Era como si mientras el engaño sucedía en
silencio y monótonamente, todos nosotros hubiéramos aceptado ser engañados,
favoreciéndolo con nuestra inconsciencia o puede que cobardía, pues toda la
gente es cobarde y prefiere de un modo natural cometer una traición, ya que
ésta tiene un aspecto cómodo.
William Faulkner
Tengo que cerrar el balcón para que no se cuele el ruido de fuera.

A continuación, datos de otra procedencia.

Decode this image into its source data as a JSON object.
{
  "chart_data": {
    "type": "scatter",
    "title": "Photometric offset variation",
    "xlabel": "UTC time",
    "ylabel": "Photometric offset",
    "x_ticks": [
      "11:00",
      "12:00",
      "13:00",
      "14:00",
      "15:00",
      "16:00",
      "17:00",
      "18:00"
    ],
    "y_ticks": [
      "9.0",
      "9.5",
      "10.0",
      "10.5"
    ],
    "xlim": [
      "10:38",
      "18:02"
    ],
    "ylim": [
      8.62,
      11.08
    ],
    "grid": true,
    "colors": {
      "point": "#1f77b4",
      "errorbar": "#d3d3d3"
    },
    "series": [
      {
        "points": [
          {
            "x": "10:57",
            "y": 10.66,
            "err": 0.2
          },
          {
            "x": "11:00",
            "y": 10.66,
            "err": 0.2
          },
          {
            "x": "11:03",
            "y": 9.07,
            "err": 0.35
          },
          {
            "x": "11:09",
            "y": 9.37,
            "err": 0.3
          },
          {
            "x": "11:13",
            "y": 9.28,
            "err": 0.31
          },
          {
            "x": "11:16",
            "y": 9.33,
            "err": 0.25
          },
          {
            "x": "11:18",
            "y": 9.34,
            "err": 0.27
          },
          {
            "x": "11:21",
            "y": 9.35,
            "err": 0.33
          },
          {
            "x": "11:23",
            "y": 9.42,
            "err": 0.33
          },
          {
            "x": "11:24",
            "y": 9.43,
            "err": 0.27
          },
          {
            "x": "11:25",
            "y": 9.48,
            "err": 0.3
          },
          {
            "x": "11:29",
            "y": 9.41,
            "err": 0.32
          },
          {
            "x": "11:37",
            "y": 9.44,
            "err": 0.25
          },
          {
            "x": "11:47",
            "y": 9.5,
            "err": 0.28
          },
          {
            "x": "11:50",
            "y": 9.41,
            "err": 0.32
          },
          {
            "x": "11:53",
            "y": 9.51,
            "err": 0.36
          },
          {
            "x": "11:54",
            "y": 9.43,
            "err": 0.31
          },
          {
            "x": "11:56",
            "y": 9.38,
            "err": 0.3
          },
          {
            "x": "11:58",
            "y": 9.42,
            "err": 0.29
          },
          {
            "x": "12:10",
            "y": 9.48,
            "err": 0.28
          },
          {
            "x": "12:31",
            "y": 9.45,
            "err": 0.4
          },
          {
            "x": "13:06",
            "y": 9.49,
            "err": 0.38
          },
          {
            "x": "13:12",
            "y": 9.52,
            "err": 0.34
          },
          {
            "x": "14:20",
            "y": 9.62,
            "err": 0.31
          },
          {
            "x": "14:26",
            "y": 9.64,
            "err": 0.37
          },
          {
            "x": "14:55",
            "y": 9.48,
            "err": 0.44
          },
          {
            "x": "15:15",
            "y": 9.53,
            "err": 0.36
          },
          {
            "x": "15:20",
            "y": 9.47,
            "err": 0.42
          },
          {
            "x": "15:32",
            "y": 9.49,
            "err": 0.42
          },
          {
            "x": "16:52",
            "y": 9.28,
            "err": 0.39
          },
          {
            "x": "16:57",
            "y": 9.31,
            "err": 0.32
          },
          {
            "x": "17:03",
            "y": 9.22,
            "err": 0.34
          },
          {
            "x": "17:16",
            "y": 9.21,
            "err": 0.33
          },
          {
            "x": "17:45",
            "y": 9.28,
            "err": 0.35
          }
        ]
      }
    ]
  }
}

Los domingos siempre ocurre lo mismo, la calle, silenciosa a diario, se
convierte en un continuo disloque de cánticos religiosos de la iglesia
evangelista que hay la esquina y de críos correteando, gritando, por las aceras
mientras esperan a unos padres que andan encomendándose a Dios o a quien sea. Una
anticipación de la vida eterna acostumbraba a decir, con cierta guasa, en cuanto
las primeras voces se colaban en casa.
Ahora ya nadie dice nada y todos esos sonidos son sólo un ruido insoportable que arruina la mañana del domingo. Abro al cabo de un rato cuando sé, por la
costumbre, que la intensidad habrá ido de baja y los “Aleluya” solo serán un
rumor que escampa entre los plataneros medio muertos del callejón y la ronquera de algunos tubos de
escape.
Busco en la nevera algo con lo que engañar el hambre antes de tirarme
al sofá y recorrer toda la geografía de este festivo entre bostezos y lecturas
a medio gas. Quedan unas galletas de chocolate, un poco de queso y una botella
de cola sin gas. En el congelador, los restos de
un guiso de sepia que trajo mamá antes de que le prohibiera la entrada. Aquí ya
no entra nadie, nadie que venga con ganas de evangelizar por una vida que dicen que continúa pese a todo. Me pregunto ¿Qué sabrán? Cojo un vaso y
lo lleno de agua del grifo. Por la ventana de la cocina se cuela una voz
lastimera y unos cuantos rayos de sol que acabarán con la maceta de hierbabuena
que sobrevive en el alféizar.
Suena el
teléfono y no descolgaré, esta vez tampoco, ¿Para qué? No tengo que contratar ningún seguro, ni
cambiar de compañía de telefonía móvil. Ya nadie llama a las líneas fijas si no
es para vender algo que no quieres. Tanta basura, tanta ruina, y nada que colocar en el
horno, nada que cocinar ya. El polvo cubre la leja
en la que aún reposan sus gafas.
Solo son
las dos. No hay nada que hacer. Solo queda esperar a que llegue otro domingo para abrir las ventanas y tener la posibilidad, una vez más, de despreciar la vida que se cuela en forma
de salmos, de voces que murmuran sin que las veas, y el polvo que seguirá acumulándose sobre unos cristales ciegos.